Conflict of Interest

None declared.

Author Contributions

MY performed most of the experiments, and played a key role in preparing the manuscript; MEJ performed a significant part in the experiments. LL, YS, YD, CC, MS and JZ contributed to animal colony management and/or some specific experiments. SRB and ML are long-time collaborators on XL’s project.

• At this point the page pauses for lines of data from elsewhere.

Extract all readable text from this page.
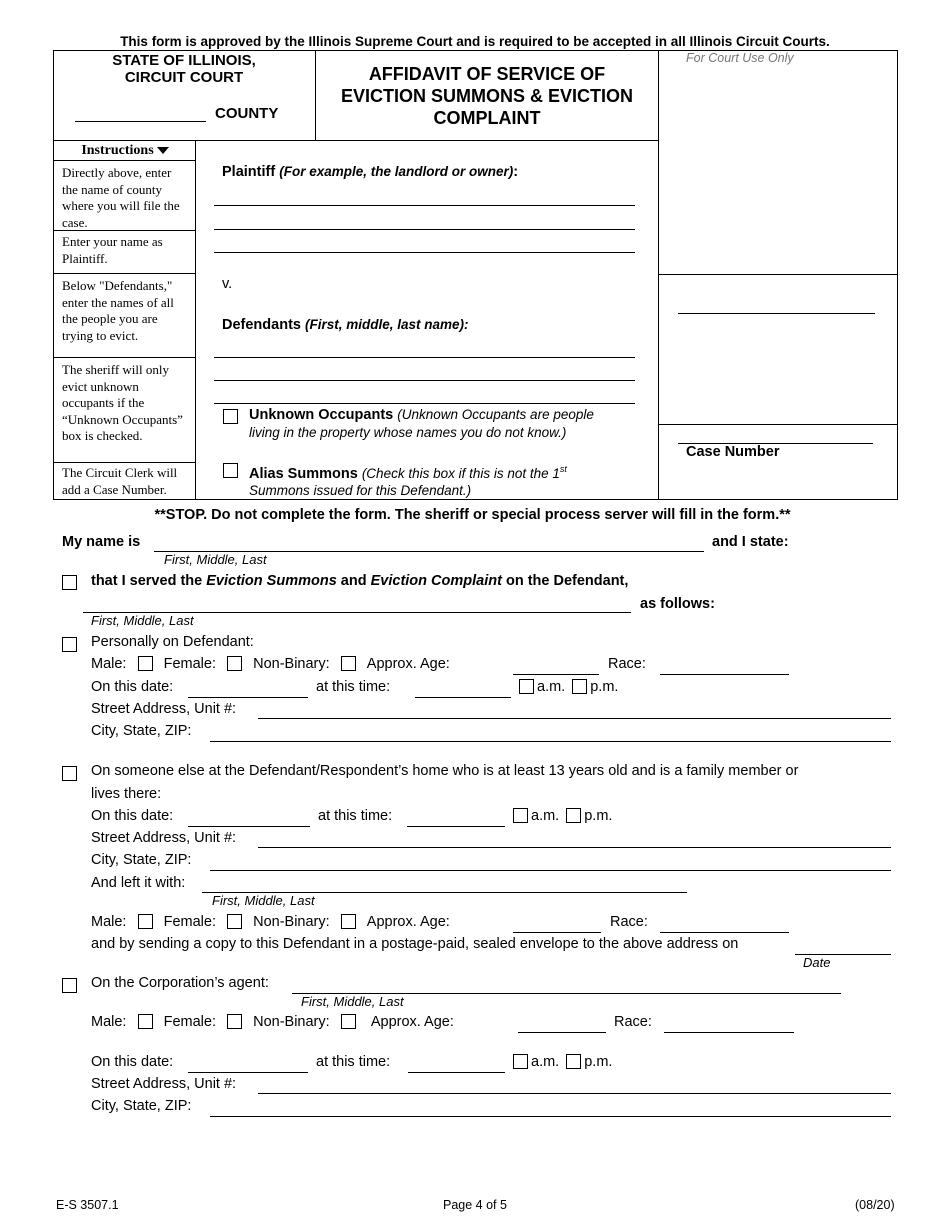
This form is approved by the Illinois Supreme Court and is required to be accepted in all Illinois Circuit Courts.
STATE OF ILLINOIS,
CIRCUIT COURT
COUNTY
AFFIDAVIT OF SERVICE OF
EVICTION SUMMONS & EVICTION
COMPLAINT
For Court Use Only
Instructions
Directly above, enter the name of county where you will file the case.
Enter your name as Plaintiff.
Below "Defendants," enter the names of all the people you are trying to evict.
The sheriff will only evict unknown occupants if the “Unknown Occupants” box is checked.
The Circuit Clerk will add a Case Number.
Plaintiff (For example, the landlord or owner):
v.
Defendants (First, middle, last name):
Unknown Occupants (Unknown Occupants are people
living in the property whose names you do not know.)
Alias Summons (Check this box if this is not the 1st
Summons issued for this Defendant.)
Case Number
**STOP. Do not complete the form. The sheriff or special process server will fill in the form.**
My name is	and I state:
First, Middle, Last
that I served the Eviction Summons and Eviction Complaint on the Defendant,
as follows:
First, Middle, Last
Personally on Defendant:
Male:	Female:	Non-Binary:	Approx. Age:	Race:
On this date:	at this time:	a.m. p.m.
Street Address, Unit #:
City, State, ZIP:
On someone else at the Defendant/Respondent’s home who is at least 13 years old and is a family member or
lives there:
On this date:	at this time:	a.m. p.m.
Street Address, Unit #:
City, State, ZIP:
And left it with:
First, Middle, Last
Male:	Female:	Non-Binary:	Approx. Age:	Race:
and by sending a copy to this Defendant in a postage-paid, sealed envelope to the above address on
Date
On the Corporation’s agent:
First, Middle, Last
Male:	Female:	Non-Binary:	Approx. Age:	Race:
On this date:	at this time:	a.m. p.m.
Street Address, Unit #:
City, State, ZIP:
E-S 3507.1	Page 4 of 5	(08/20)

XL was involved in project inception, design and supervision, and manuscript writing and revision.

Acknowledgments

We thank Dr Bin Gao, chief of Laboratory of Liver Diseases, National Institute on Alcohol Abuse and Alcoholism, NIH, Bethesda, for providing the IL-6−/− mice, which were used to crossbreed with IL-10−/− mice to generate IL-6−/−/IL-10−/− double-deficient mice. We also thank the Phenotyping Core, Johns Hopkins School of Medicine, Department of Molecular and Comparative Medicine, as well as The Image Core of the Johns Hopkins Digestive Diseases Basic and Translational Research Core Center funded by NIH/NIDDK. We thank Dr Alan Hofmann for his comments on, and editing of, the manuscript.